Литвинов посмотрел направо. Там, в легкой морозной дымке, если пристально в нее вглядеться, а главное, заранее знать, что и где искать, можно было увидеть… нет, даже не увидеть, а почувствовать что-то вроде чуть темнеющего на дымчатом фоне размытого пятнышка. Очень быстро это пятнышко росло, превращаясь в идущий на посадку, ощетинившийся выпущенными закрылками, шасси, воздушными тормозами самолет. Еще несколько секунд - и похожий на белую стрелу истребитель, высоко, будто поднятый на дыбы конь, задрав острый нос, четким движением переломил траекторию снижения, выровнялся, осторожно тронул колесами бетон и, резко чиркнув резиной, побежал по полосе. За его хвостом лениво закачался тормозной парашют.

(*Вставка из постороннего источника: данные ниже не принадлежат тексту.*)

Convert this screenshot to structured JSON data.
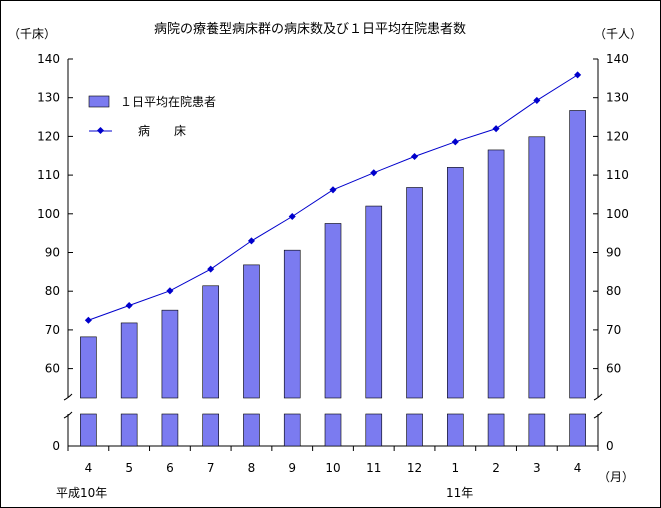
{
  "chart_data": {
    "type": "bar+line",
    "title": "病院の療養型病床群の病床数及び１日平均在院患者数",
    "left_axis_unit": "（千床）",
    "right_axis_unit": "（千人）",
    "x_unit": "（月）",
    "categories": [
      "4",
      "5",
      "6",
      "7",
      "8",
      "9",
      "10",
      "11",
      "12",
      "1",
      "2",
      "3",
      "4"
    ],
    "year_labels": [
      "平成10年",
      "11年"
    ],
    "y_ticks": [
      "140",
      "130",
      "120",
      "110",
      "100",
      "90",
      "80",
      "70",
      "60",
      "0"
    ],
    "axis_break": true,
    "legend_position": "top-left",
    "series": [
      {
        "name": "１日平均在院患者",
        "kind": "bar",
        "axis": "right",
        "color": "#7b7bf0",
        "values": [
          68.2,
          71.8,
          75.1,
          81.4,
          86.8,
          90.6,
          97.5,
          102.0,
          106.8,
          112.0,
          116.5,
          119.9,
          126.7
        ]
      },
      {
        "name": "病　　床",
        "kind": "line",
        "axis": "left",
        "color": "#0000cc",
        "values": [
          72.5,
          76.3,
          80.1,
          85.7,
          93.0,
          99.3,
          106.2,
          110.6,
          114.8,
          118.6,
          122.0,
          129.3,
          135.9
        ]
      }
    ]
  }
}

«Красивая все-таки машина - самолет!
– подумал Литвинов.
– Удивительно красивая».
Но тут в наушниках его шлемофона раздался голос руководителя полетов:
– Ноль-четвертый. Выруливание на полосу и взлет разрешаю.
– Вас понял. Выруливаю.
Марат отпустил тормоза, чуть прибавил обороты двигателям, и машина, весело свистя, выползла на взлетную полосу.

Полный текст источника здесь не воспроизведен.